I had a fairly lousy weekend. I did my grocery shopping on Saturday morning and came home with four large cookies and a bag of potato chips that I hadn't tried before, among other things. These days, four cookies can last for a month (I cut them into smaller pieces and put them in the freezer), but on Saturday I ate all the cookies and all the chips, and then instead of doing whatever I was going to do, I just got back in bed (and maybe the eating, as often is the case, was a way of giving myself permission to not do what was on my list).
The next day, I saw my taxing friend P. On my way to his house, I got a dreadful bloody nose, and then our time together was horrible and stressful (complete with crying and suicide threats--his, not mine), and on the way home, I had an eating tour of my neighborhood: I walked to the place that has the fantastic peanut butter cookies and got two so I could eat them while I made my way to the burrito place.

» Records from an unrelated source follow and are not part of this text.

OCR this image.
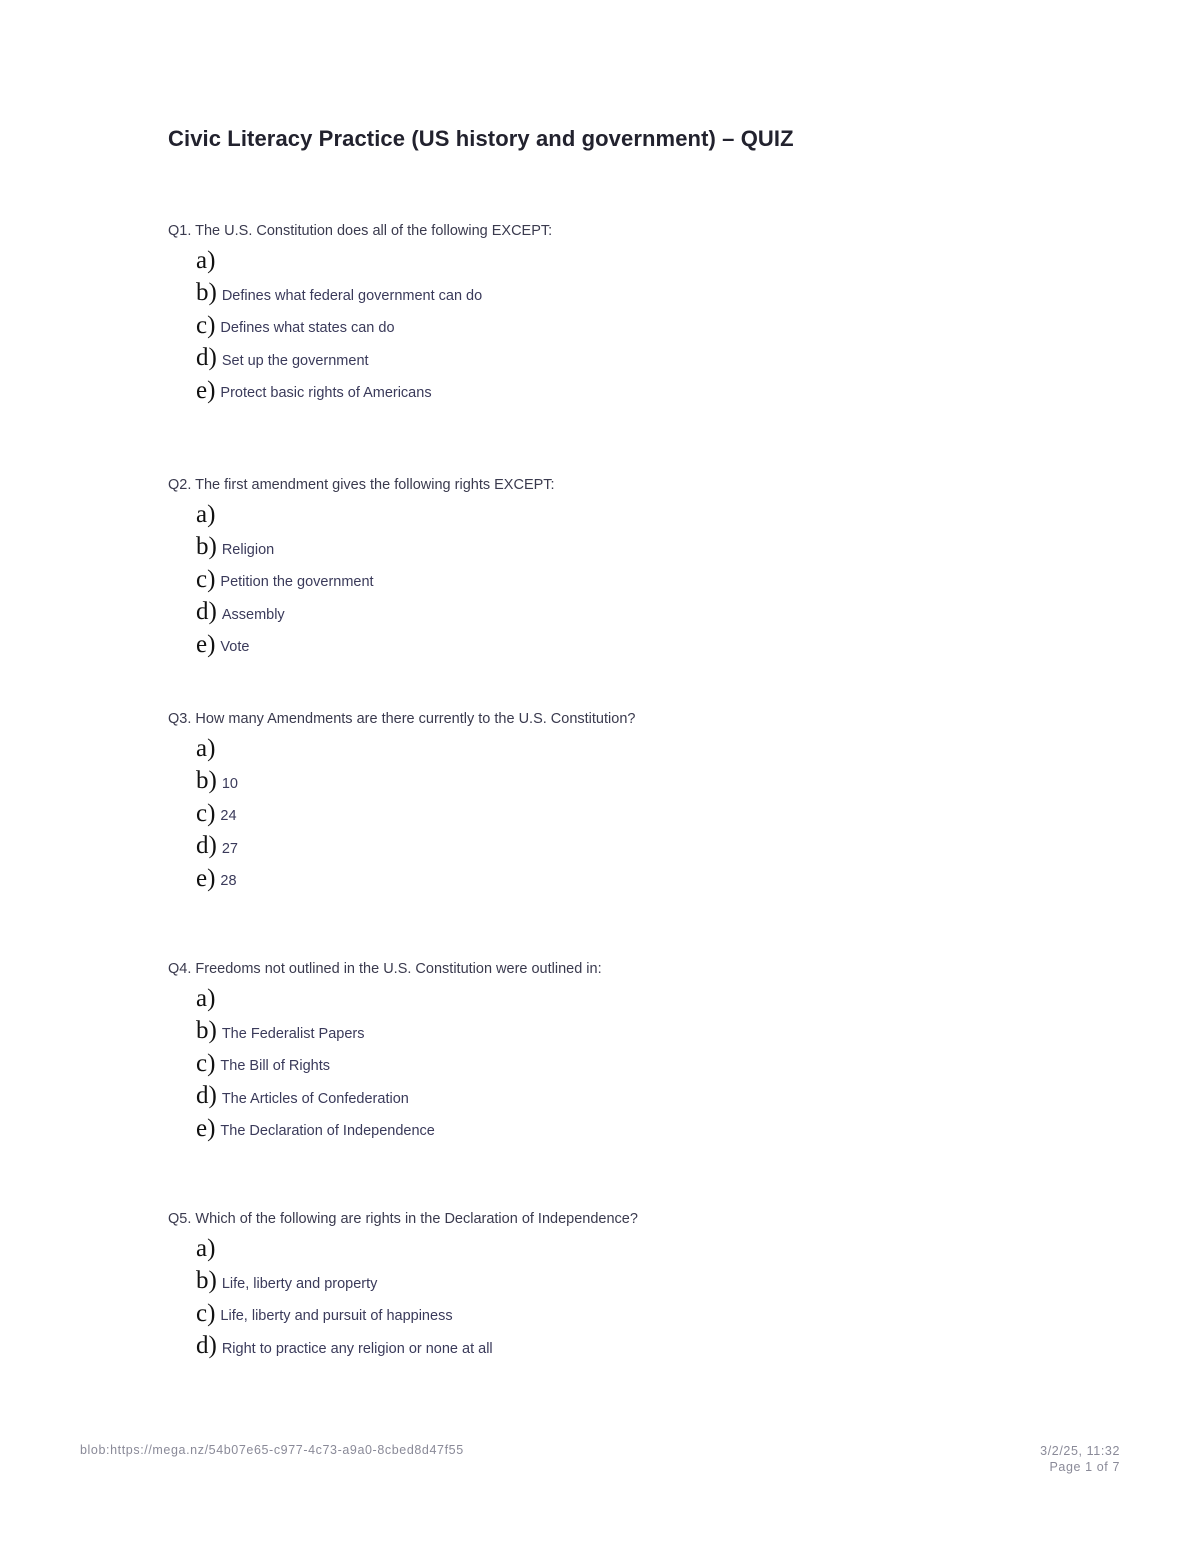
Civic Literacy Practice (US history and government) – QUIZ
Q1. The U.S. Constitution does all of the following EXCEPT:
a)
b) Defines what federal government can do
c) Defines what states can do
d) Set up the government
e) Protect basic rights of Americans
Q2. The first amendment gives the following rights EXCEPT:
a)
b) Religion
c) Petition the government
d) Assembly
e) Vote
Q3. How many Amendments are there currently to the U.S. Constitution?
a)
b) 10
c) 24
d) 27
e) 28
Q4. Freedoms not outlined in the U.S. Constitution were outlined in:
a)
b) The Federalist Papers
c) The Bill of Rights
d) The Articles of Confederation
e) The Declaration of Independence
Q5. Which of the following are rights in the Declaration of Independence?
a)
b) Life, liberty and property
c) Life, liberty and pursuit of happiness
d) Right to practice any religion or none at all
blob:https://mega.nz/54b07e65-c977-4c73-a9a0-8cbed8d47f55	3/2/25, 11:32
Page 1 of 7
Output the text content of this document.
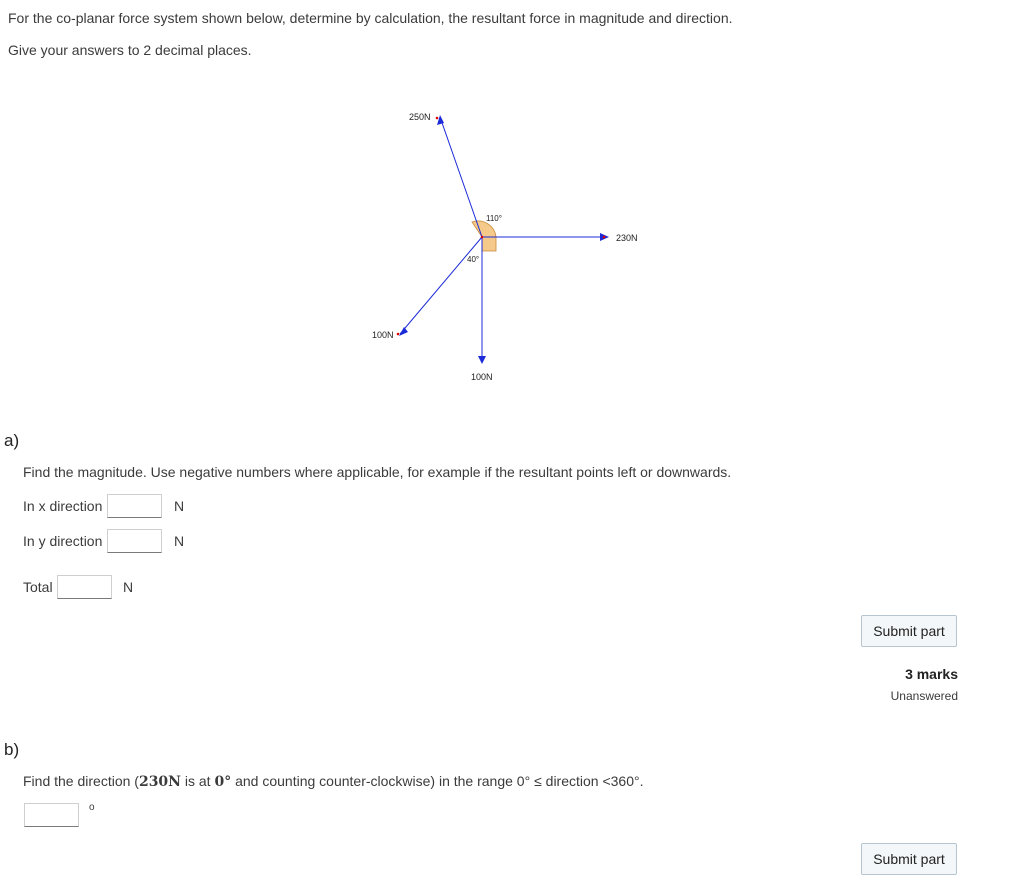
For the co-planar force system shown below, determine by calculation, the resultant force in magnitude and direction.
Give your answers to 2 decimal places.
250N
230N
100N
100N
110°
40°
a)
Find the magnitude. Use negative numbers where applicable, for example if the resultant points left or downwards.
In x direction	N
In y direction	N
Total	N
Submit part
3 marks
Unanswered
b)
Find the direction (230N is at 0° and counting counter-clockwise) in the range 0° ≤ direction <360°.
o
Submit part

At the burrito place I got chips, which I don't usually do, so I'd have something to eat while I walked home, where I could eat my burrito.

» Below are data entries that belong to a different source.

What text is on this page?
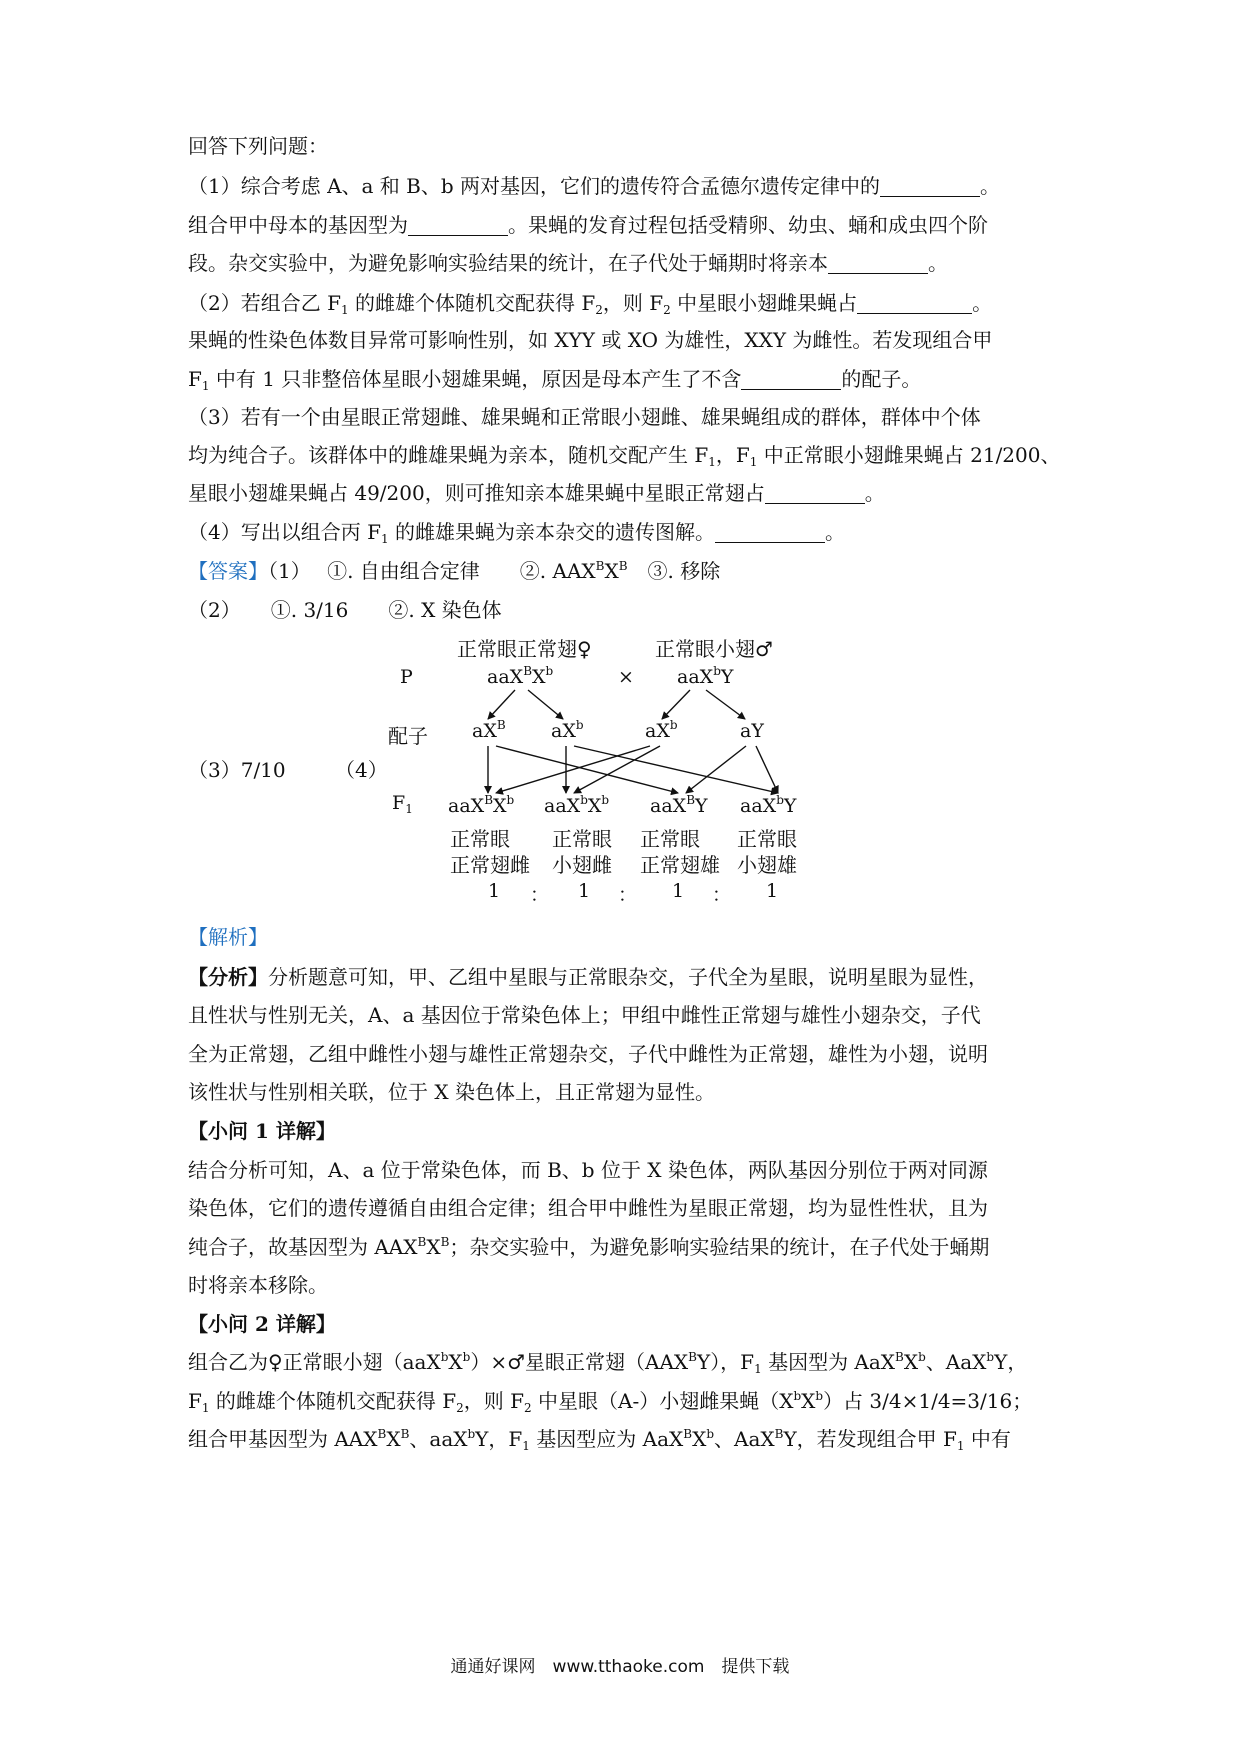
回答下列问题：
（1）综合考虑 A、a 和 B、b 两对基因，它们的遗传符合孟德尔遗传定律中的	。
组合甲中母本的基因型为	。果蝇的发育过程包括受精卵、幼虫、蛹和成虫四个阶
段。杂交实验中，为避免影响实验结果的统计，在子代处于蛹期时将亲本	。
（2）若组合乙 $F_1$ 的雌雄个体随机交配获得 $F_2$，则 $F_2$ 中星眼小翅雌果蝇占	。
果蝇的性染色体数目异常可影响性别，如 XYY 或 XO 为雄性，XXY 为雌性。若发现组合甲
$F_1$ 中有 1 只非整倍体星眼小翅雄果蝇，原因是母本产生了不含	的配子。
（3）若有一个由星眼正常翅雌、雄果蝇和正常眼小翅雌、雄果蝇组成的群体，群体中个体
均为纯合子。该群体中的雌雄果蝇为亲本，随机交配产生 $F_1$，$F_1$ 中正常眼小翅雌果蝇占 21/200、
星眼小翅雄果蝇占 49/200，则可推知亲本雄果蝇中星眼正常翅占	。
（4）写出以组合丙 $F_1$ 的雌雄果蝇为亲本杂交的遗传图解。	。
【答案】（1）　 ①. 自由组合定律　　②. $AAX^BX^B$　③. 移除
（2）　　①. 3/16　　②. X 染色体
（3）7/10 （4）
正常眼正常翅♀	正常眼小翅♂
P	$aaX^BX^b$	× aaX$^b$Y
配子 $aX^B$ $aX^b$	$aX^b$	aY
$F_1$ $aaX^BX^b$ $aaX^bX^b$ aaX$^B$Y aaX$^b$Y
正常眼 正常眼 正常眼 正常眼
正常翅雌 小翅雌 正常翅雄 小翅雄
1 ： 1 ： 1 ： 1
【解析】
【分析】分析题意可知，甲、乙组中星眼与正常眼杂交，子代全为星眼，说明星眼为显性，
且性状与性别无关，A、a 基因位于常染色体上；甲组中雌性正常翅与雄性小翅杂交，子代
全为正常翅，乙组中雌性小翅与雄性正常翅杂交，子代中雌性为正常翅，雄性为小翅，说明
该性状与性别相关联，位于 X 染色体上，且正常翅为显性。
【小问 1 详解】
结合分析可知，A、a 位于常染色体，而 B、b 位于 X 染色体，两队基因分别位于两对同源
染色体，它们的遗传遵循自由组合定律；组合甲中雌性为星眼正常翅，均为显性性状，且为
纯合子，故基因型为 $AAX^BX^B$；杂交实验中，为避免影响实验结果的统计，在子代处于蛹期
时将亲本移除。
【小问 2 详解】
组合乙为♀正常眼小翅$(aaX^bX^b)\times♂$星眼正常翅$(AAX^BY)$，$F_1$ 基因型为 $AaX^BX^b$、AaX$^b$Y，
$F_1$ 的雌雄个体随机交配获得 $F_2$，则 $F_2$ 中星眼（A-）小翅雌果蝇$(X^bX^b)$占 3/4×1/4=3/16；
组合甲基因型为 $AAX^BX^B$、aaX$^b$Y，$F_1$ 基因型应为 $AaX^BX^b$、AaX$^B$Y，若发现组合甲 $F_1$ 中有
通通好课网　www.tthaoke.com　提供下载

Then I spent another some hours in bed. Fortunately, I was able to get up Sunday night and do my cooking for the week. I chopped veggies and washed apples and made rice and beans and vegan lemon-poppyseed cake (very tasty) and tuna salad. (Yes, I know--vegans don't eat tuna.) On Monday night, I made a vegan baked pasta roll, and then the house was absolutely full of beautiful, tasty, fresh-cooked food.
As for the weekend's overeating, I figured out (again) that I was turning demand feeding into a diet and was trying, and of course failing, to stay on a diet, in effect. It's proven to be quite tricky for me to nudge myself toward demand feeding without feeling that I'm bad if I eat from MH, even though I know rationally that MH is totally fine. I think the key possibly is in the self-care angle: demand feeding is fantastic self-care; MH may also be self-care, depending on what's going on (or, at least, it may be the best I can do); and certainly being kind to myself no matter what is good self-care. Now I'm treating any thought that I should be doing better with my demand feeding as a BBT and aplogizing and asking "Who says?" and so forth.

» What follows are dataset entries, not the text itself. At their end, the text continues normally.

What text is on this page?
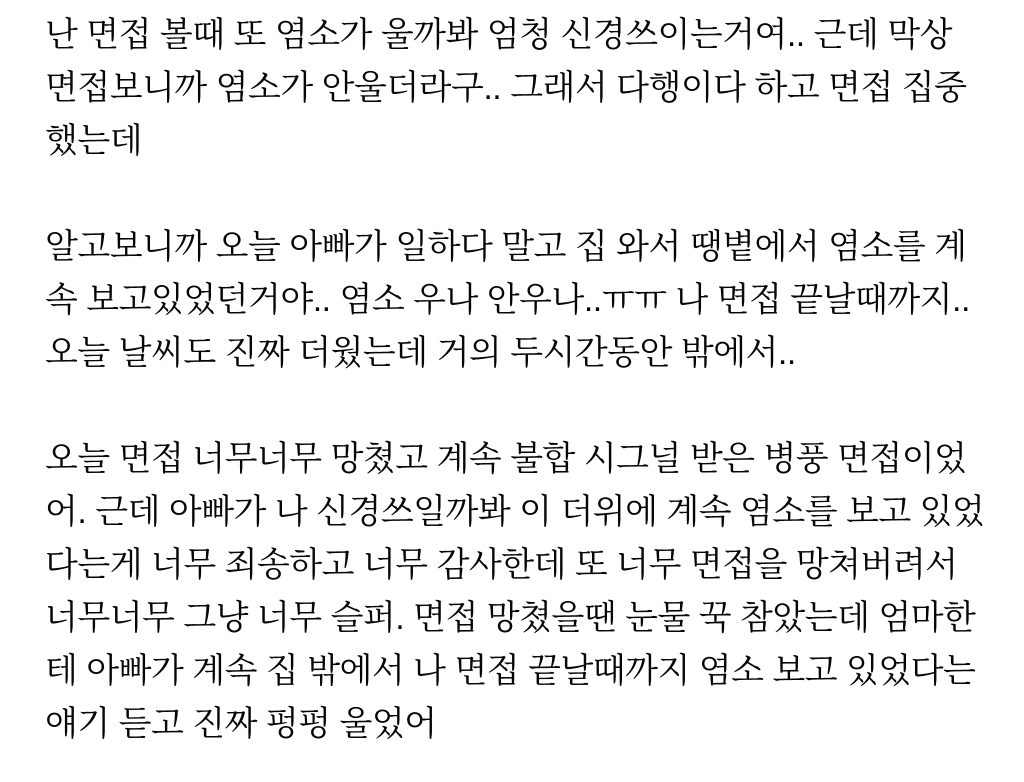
난 면접 볼때 또 염소가 울까봐 엄청 신경쓰이는거여.. 근데 막상
면접보니까 염소가 안울더라구.. 그래서 다행이다 하고 면접 집중
했는데
알고보니까 오늘 아빠가 일하다 말고 집 와서 땡볕에서 염소를 계
속 보고있었던거야.. 염소 우나 안우나..ㅠㅠ 나 면접 끝날때까지..
오늘 날씨도 진짜 더웠는데 거의 두시간동안 밖에서..
오늘 면접 너무너무 망쳤고 계속 불합 시그널 받은 병풍 면접이었
어. 근데 아빠가 나 신경쓰일까봐 이 더위에 계속 염소를 보고 있었
다는게 너무 죄송하고 너무 감사한데 또 너무 면접을 망쳐버려서
너무너무 그냥 너무 슬퍼. 면접 망쳤을땐 눈물 꾹 참았는데 엄마한
테 아빠가 계속 집 밖에서 나 면접 끝날때까지 염소 보고 있었다는
얘기 듣고 진짜 펑펑 울었어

But I also realized that if I'd brought home 20 bags of potato chips, I might not have eaten a whole bag (or I still might have). I think part of it is that I already did the thing where you buy 20 bags of potato chips, for years. I really did. I had shopping bags full of bags of potato chips. Part of me is resisting being back there, but if massive stocking up is needed, then so be it. As it happens, the chips weren't that great. But my shopping list for this weekend calls for 10 of one kind of cookie and 10 of the other (usually that's about all the store has), and as they won't fit in the freezer, I'm going to cheerfully let them go stale on the counter (or eat them), and do the same thing every week for a while.